Diese Frage sollte so früh wie möglich beantwortet werden, idealerweise vor der eigentlichen Anforderungserhebung, um zu entscheiden, wer und was Einfluss auf die Anforderungen an ein System hat (Anforderungsquellen) und um den Umfang des Systems bzw. der Systementwicklung zu kennen (In-Scope vs. Out-of-Scope). Nur mit einem vollständig definierten Systemkontext ist es möglich, die Anforderungen an das System vollständig zu erfassen und  in die Systementwicklung einfließen zu lassen. Das System steht hier für das computergestützte System (z. B. ein Leitrechner mit Software(modulen), Hardwarekomponenten, Systemdokumentation), der Systemkontext für die relevante Umgebung (z. B. die Produktionsanlage, Mitarbeiter*innen, andere Softwaresysteme) und die Systemgrenze für die Schnittstellen dazwischen (z. B. Daten, die Mitarbeiter*innen in das System eingeben können sollen). Die Abgrenzung des Systemkontextes ist entscheidend für die Beantwortung drei wichtiger Fragen:

  1. Was soll entwickelt werden (gestalt- und veränderbar)?
  2. Was hat Einfluss auf die Entwicklung (nicht gestalt- und veränderbar, aber für Ermittlung der Systemanforderungen zu berücksichtigen)?
  3. Was kann (nach aktuellem Kenntnisstand) vernachlässigt werden?
Illustration Software Pharma
Mögliche skizzenhafte Darstellung des Systemkontext (Anforderungsquellen) eines zu entwickelnden Systems, in Anlehnung an Klaus Pohl, Chris Rupp: Basiswissen Requirements Engineering: Aus- und Weiterbildung nach IREB-Standard zum Certified Professional for Requirements Engineering Foundation Level, dpunkt, Heidelberg 5. Auflage

Wer sind die Stakeholder des zukünftigen Systems, welche Bedürfnisse und welchen Einfluss auf die zu entwickelnde Lösung haben sie? 

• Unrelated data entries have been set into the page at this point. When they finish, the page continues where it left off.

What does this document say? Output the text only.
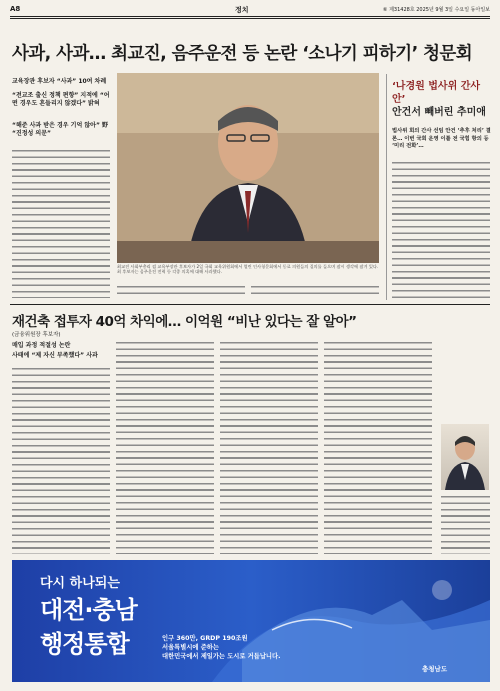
A8	정치	⑥ 제31428호 2025년 9월 3일 수요일 동아일보
사과, 사과… 최교진, 음주운전 등 논란 ‘소나기 피하기’ 청문회
교육장관 후보자 “사과” 10여 차례
“전교조 출신 정책 편향” 지적에 “어떤 경우도 흔들리지 않겠다” 밝혀
“해준 사과 받은 경우 기억 않아” 野 “진정성 의문”
최교진 사회부총리 겸 교육부장관 후보자가 2일 국회 교육위원회에서 열린 인사청문회에서 동료 의원들의 질의를 들으며 잠시 생각에 잠겨 있다. 최 후보자는 음주운전 전력 등 각종 의혹에 대해 사과했다.
‘나경원 법사위 간사안’
안건서 빼버린 추미애
법사위 회의 간사 선임 안건 ‘추후 처리’ 결론… 이번 국회 운영 이틀 전 국힘 항의 등 ‘미리 전화’…
재건축 접투자 40억 차익에… 이억원 “비난 있다는 잘 알아”
(금융위원장 후보자)
매입 과정 적절성 논란
사태에 “제 자신 부족했다” 사과
다시 하나되는
대전·충남
행정통합	인구 360만, GRDP 190조원
서울특별시에 준하는
대한민국에서 제일가는 도시로 거듭납니다.
충청남도
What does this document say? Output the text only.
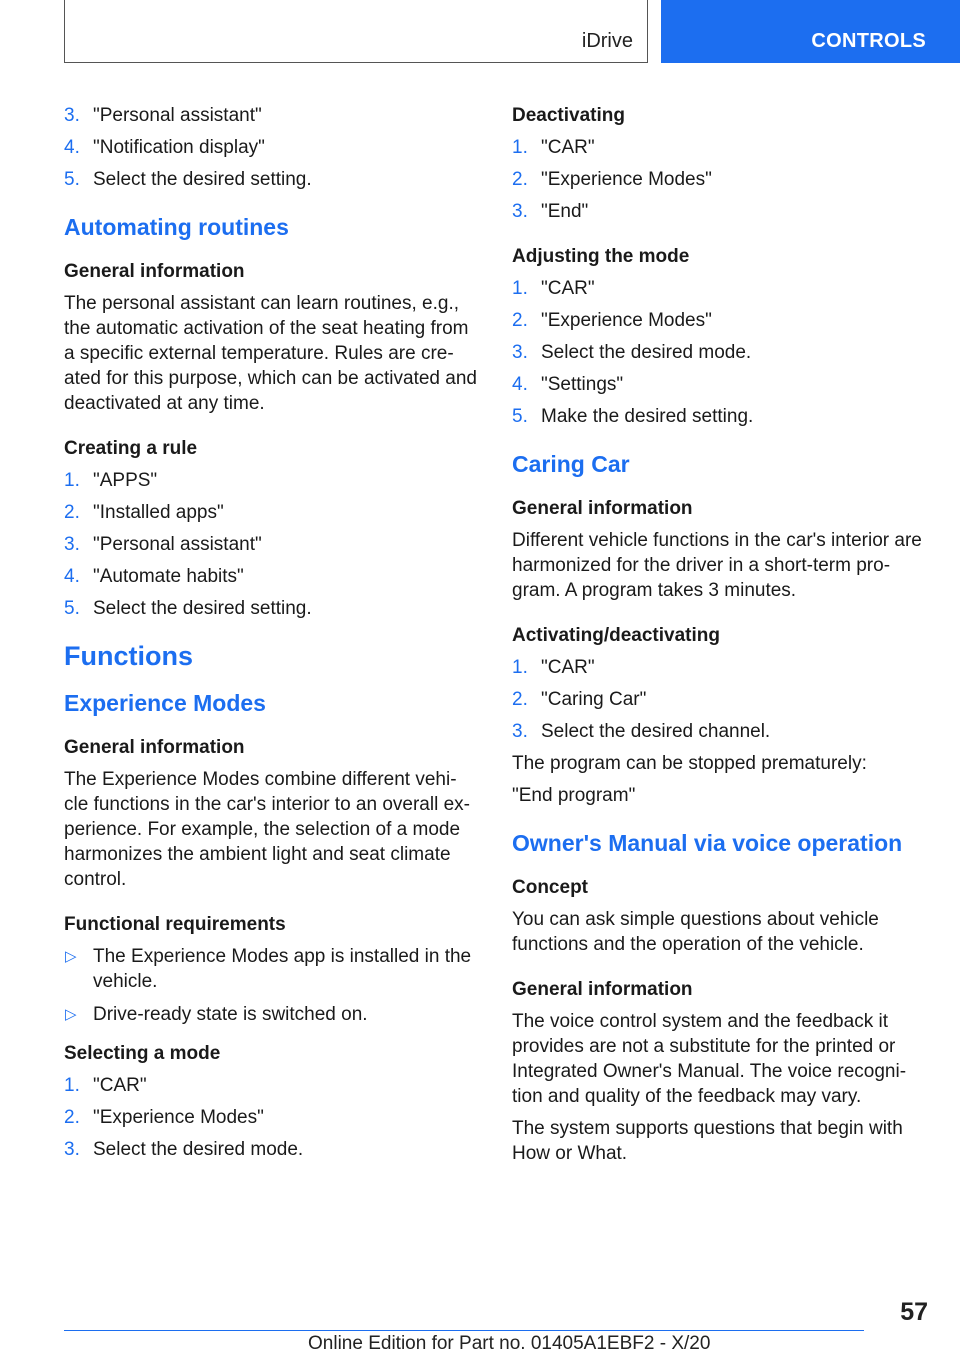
iDrive	CONTROLS
3. "Personal assistant"
4. "Notification display"
5. Select the desired setting.
Automating routines
General information
The personal assistant can learn routines, e.g., the automatic activation of the seat heating from a specific external temperature. Rules are cre‐ ated for this purpose, which can be activated and deactivated at any time.
Creating a rule
1. "APPS"
2. "Installed apps"
3. "Personal assistant"
4. "Automate habits"
5. Select the desired setting.
Functions
Experience Modes
General information
The Experience Modes combine different vehi‐ cle functions in the car's interior to an overall ex‐ perience. For example, the selection of a mode harmonizes the ambient light and seat climate control.
Functional requirements
▷ The Experience Modes app is installed in the vehicle.
▷ Drive-ready state is switched on.
Selecting a mode
1. "CAR"
2. "Experience Modes"
3. Select the desired mode.
Deactivating
1. "CAR"
2. "Experience Modes"
3. "End"
Adjusting the mode
1. "CAR"
2. "Experience Modes"
3. Select the desired mode.
4. "Settings"
5. Make the desired setting.
Caring Car
General information
Different vehicle functions in the car's interior are harmonized for the driver in a short-term pro‐ gram. A program takes 3 minutes.
Activating/deactivating
1. "CAR"
2. "Caring Car"
3. Select the desired channel.
The program can be stopped prematurely:
"End program"
Owner's Manual via voice operation
Concept
You can ask simple questions about vehicle functions and the operation of the vehicle.
General information
The voice control system and the feedback it provides are not a substitute for the printed or Integrated Owner's Manual. The voice recogni‐ tion and quality of the feedback may vary.
The system supports questions that begin with How or What.
57
Online Edition for Part no. 01405A1EBF2 - X/20
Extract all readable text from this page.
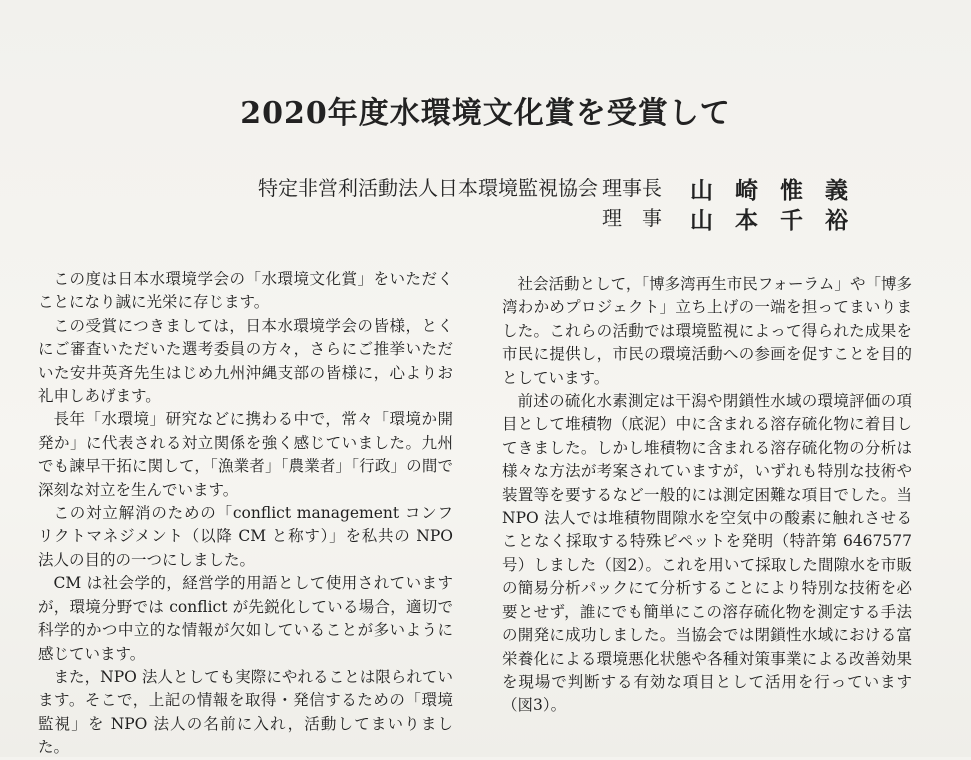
2020年度水環境文化賞を受賞して
特定非営利活動法人日本環境監視協会 理事長 山崎惟義
理　事 山本千裕

この度は日本水環境学会の「水環境文化賞」をいただくことになり誠に光栄に存じます。

この受賞につきましては，日本水環境学会の皆様，とくにご審査いただいた選考委員の方々，さらにご推挙いただいた安井英斉先生はじめ九州沖縄支部の皆様に，心よりお礼申しあげます。

長年「水環境」研究などに携わる中で，常々「環境か開発か」に代表される対立関係を強く感じていました。九州でも諫早干拓に関して，「漁業者」「農業者」「行政」の間で深刻な対立を生んでいます。

この対立解消のための「conflict management コンフリクトマネジメント（以降 CM と称す）」を私共の NPO 法人の目的の一つにしました。

CM は社会学的，経営学的用語として使用されていますが，環境分野では conflict が先鋭化している場合，適切で科学的かつ中立的な情報が欠如していることが多いように感じています。

また，NPO 法人としても実際にやれることは限られています。そこで，上記の情報を取得・発信するための「環境監視」を NPO 法人の名前に入れ，活動してまいりました。

社会活動として，「博多湾再生市民フォーラム」や「博多湾わかめプロジェクト」立ち上げの一端を担ってまいりました。これらの活動では環境監視によって得られた成果を市民に提供し，市民の環境活動への参画を促すことを目的としています。

前述の硫化水素測定は干潟や閉鎖性水域の環境評価の項目として堆積物（底泥）中に含まれる溶存硫化物に着目してきました。しかし堆積物に含まれる溶存硫化物の分析は様々な方法が考案されていますが，いずれも特別な技術や装置等を要するなど一般的には測定困難な項目でした。当 NPO 法人では堆積物間隙水を空気中の酸素に触れさせることなく採取する特殊ピペットを発明（特許第 6467577 号）しました（図2）。これを用いて採取した間隙水を市販の簡易分析パックにて分析することにより特別な技術を必要とせず，誰にでも簡単にこの溶存硫化物を測定する手法の開発に成功しました。当協会では閉鎖性水域における富栄養化による環境悪化状態や各種対策事業による改善効果を現場で判断する有効な項目として活用を行っています（図3）。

Hierbei sollten alle internen und externen Stakeholder berücksichtigt werden, die direkte oder indirekte Ansprüche oder Interessen an der zu entwickelnden Lösung (z.B. Produktionssteuerung) haben. Hierzu gehören zum Beispiel auch die Personen und -gruppen, die das zukünftige System betreiben, warten oder schulen sollen.

Wie kann Kontron AIS bei der Digitalisierung der Produktion unterstützen? 

Als Entwickler und Integrator für Softwarelösungen zu Produktionssteuerung und Konnektivität im GMP-Umfeld, können Kunden von erprobten Produkten wie unserem FabEagle®LC Leitrechner oder unserer Schnittstellintegrationslösung FabEagle®Connect profitieren. Sowohl unsere Produkte als auch die Projektentwicklung erfüllen die GMP-Anforderungen und basieren auf den GAMP-Richtlinien und stellen eine reibungslose Integration nach dem V-Model sicher. So bilden sie die Basis, von der aus auch vielfältige kunden- bzw. prozessspezifische Erweiterungen realisiert werden können. 

Für eine nachhaltige Digitalisierung analoger Produktionsprozesse ist neben der passenden Software auch ein systematisches Requirements Engineering entscheidend. Wir unterstützen daher bei der Ermittlung, Dokumentation, Prüfung und Abstimmung der Kunden- und Systemanforderungen im Lasten- und Pflichtenheft sowie dem Anforderungsmanagement über den Lebenszyklus. In Workshops erarbeiten wir gemeinsam die spezifischen Anforderungen der Produktionsprozesse an die Produktionssteuerung und Konnektivität.